Since each party has a claim to the property, they also share the benefits. If they decide to rent out the home to another individual or if they sell the property, each party is entitled to a 50% share in the profits. But the relationship also means they are equally responsible to pay for the property including mortgage payments, property taxes, and maintenance. If one fails to live up to the financial obligations, the other party must assume responsibility.
This agreement also creates what's referred to as a right of survivorship. This means that if one person dies, the other party automatically assumes full ownership of the property. This eliminates the need for probate or the transfer of a deceased person's assets to an estate. Probate courts decide the validity of a person's will and divide the assets up appropriately among the deceased's beneficiaries.
Although joint tenancy is most closely associated with real estate ownership, the broader legal concept of joint tenancy with right of survivorship can apply to a range of assets, including businesses and brokerage accounts. A strong association with real estate exists because the term tenancy is seen as synonymous with owning or living in a home.

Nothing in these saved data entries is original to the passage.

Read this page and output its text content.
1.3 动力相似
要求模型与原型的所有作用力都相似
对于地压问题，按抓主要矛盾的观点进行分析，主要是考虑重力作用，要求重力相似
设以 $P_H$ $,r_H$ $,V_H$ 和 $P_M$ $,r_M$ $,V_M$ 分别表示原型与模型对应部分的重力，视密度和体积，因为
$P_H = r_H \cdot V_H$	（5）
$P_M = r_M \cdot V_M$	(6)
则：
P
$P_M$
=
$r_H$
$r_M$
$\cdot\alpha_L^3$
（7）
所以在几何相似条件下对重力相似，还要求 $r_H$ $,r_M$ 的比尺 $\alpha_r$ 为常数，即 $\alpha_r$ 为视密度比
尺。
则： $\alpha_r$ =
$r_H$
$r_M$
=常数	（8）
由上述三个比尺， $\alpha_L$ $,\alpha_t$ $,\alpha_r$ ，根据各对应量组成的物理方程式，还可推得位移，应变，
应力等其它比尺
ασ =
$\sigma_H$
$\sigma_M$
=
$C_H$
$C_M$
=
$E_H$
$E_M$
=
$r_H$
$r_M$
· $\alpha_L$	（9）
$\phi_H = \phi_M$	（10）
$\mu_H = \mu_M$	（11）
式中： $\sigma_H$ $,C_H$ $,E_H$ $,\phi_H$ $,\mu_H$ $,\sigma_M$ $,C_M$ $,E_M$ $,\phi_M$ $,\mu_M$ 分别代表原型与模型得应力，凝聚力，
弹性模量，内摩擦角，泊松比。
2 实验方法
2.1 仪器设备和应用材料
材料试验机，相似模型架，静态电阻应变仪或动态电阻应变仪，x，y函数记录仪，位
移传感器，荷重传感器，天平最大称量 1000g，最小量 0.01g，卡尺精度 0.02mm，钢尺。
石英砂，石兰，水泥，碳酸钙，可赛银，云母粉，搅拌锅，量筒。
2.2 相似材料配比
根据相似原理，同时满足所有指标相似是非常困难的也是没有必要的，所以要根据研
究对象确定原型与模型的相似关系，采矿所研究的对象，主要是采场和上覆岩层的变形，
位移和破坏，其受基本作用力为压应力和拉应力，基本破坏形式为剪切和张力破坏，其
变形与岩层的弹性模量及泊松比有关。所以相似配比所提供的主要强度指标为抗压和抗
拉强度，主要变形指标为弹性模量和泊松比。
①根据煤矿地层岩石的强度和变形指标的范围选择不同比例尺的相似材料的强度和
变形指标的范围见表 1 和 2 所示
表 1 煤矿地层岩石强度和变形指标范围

There is no need for the property to go through the probate system since a joint tenancy creates a right of survivorship.
Advantages and Disadvantages of Joint Tenancy
Although joint tenancy has a number of advantages, there are some distinct disadvantages as well that should be considered before entering into the arrangement.

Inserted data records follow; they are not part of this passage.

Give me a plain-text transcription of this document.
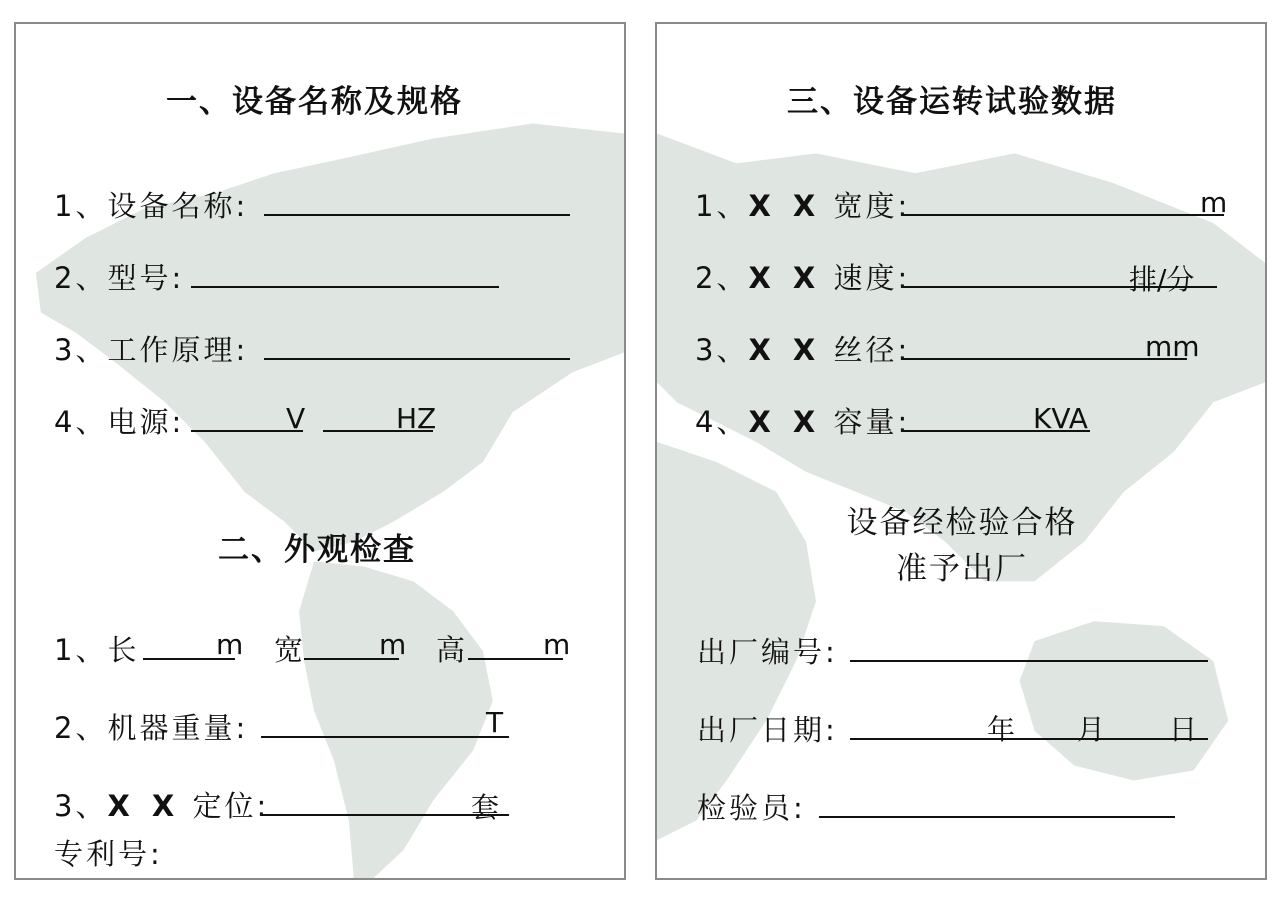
一、设备名称及规格
1、设备名称:
2、型号:
3、工作原理:
4、电源:	V	HZ
二、外观检查
1、长	m 宽	m 高	m
2、机器重量:	T
3、X X 定位:	套
专利号:
三、设备运转试验数据
1、X X 宽度:	m
2、X X 速度:	排/分
3、X X 丝径:	mm
4、X X 容量:	KVA
设备经检验合格
准予出厂
出厂编号:
出厂日期:	年 月 日
检验员:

As mentioned earlier, as long as one joint tenant survives, it avoids the headaches of clearing the property through an estate via a will. Typically, a person's will upon death goes through probate, which is a legal process whereby the courts review a will to validate it. Typically, when a person dies, their assets cannot be accessed or claimed by the survivor until probate releases them.

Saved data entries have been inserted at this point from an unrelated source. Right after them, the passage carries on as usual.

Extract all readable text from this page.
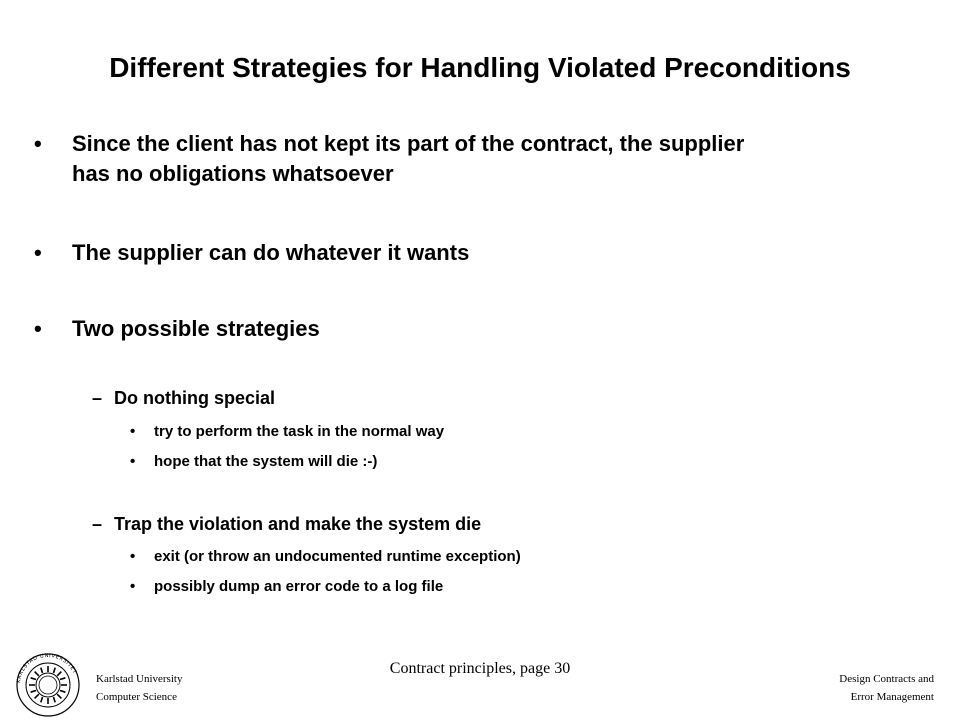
Different Strategies for Handling Violated Preconditions
• Since the client has not kept its part of the contract, the supplier
has no obligations whatsoever
• The supplier can do whatever it wants
• Two possible strategies
– Do nothing special
• try to perform the task in the normal way
• hope that the system will die :-)
– Trap the violation and make the system die
• exit (or throw an undocumented runtime exception)
• possibly dump an error code to a log file
KARLSTAD UNIVERSITET
Karlstad University
Computer Science
Contract principles, page 30
Design Contracts and
Error Management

The probate process also helps determine how a deceased party's assets are distributed if the person doesn't name beneficiaries or doesn't have a will in place. However, the process can easily take months to sort out. A joint tenancy avoids probate and the lengthy legal process that allows the joint tenant to take ownership of the assets immediately.
In addition to sharing the benefits of the property, all of the parties in a joint tenancy share responsibility for the property. For example, one person in the couple can’t take out a mortgage loan on the property and leave their partner with the debt. The joint tenancy applies for all of the assets as well as the debts—meaning if a loan is taken out on the property, both are responsible for the debt.
Divorce or marital issues can complicate a joint tenancy. As stated earlier, all debts are owned by both parties, and neither can sell their assets that are owned jointly without consent from their partner.
Another disadvantage of joint tenancy can appear in the handling of the asset upon the death of one or more of the joint tenants. Joint tenancy gives all the rights to the survivor, so even if the deceased was hoping to pass the value of the property to designated heirs, there is no legal obligation for the survivor to honor that request.
Joint tenancy avoids probate court when one of the tenants dies.
Even with no will or beneficiaries named, the joint tenant inherits everything immediately.
Marital issues can complicate and delay sale of assets since both tenants must agree.
Joint tenancy gives all assets to the parter—not allowing the deceased to pass assets to heirs.
Joint Tenancy vs. Tenancy in Common
One way to avoid losing control of the disposition of the property upon death, some joint owners opt for tenancy in common (JTIC) instead of a joint tenancy. Tenancy in common allows for percentage-based ownership, and shares can be traded and tenants added throughout the life of the arrangement rather than just at inception. In other words, upon death, the assets don't automatically go to the surviving partner as with joint tenancy—instead, the tenancy in common allows the assets to get distributed as stipulated in the will.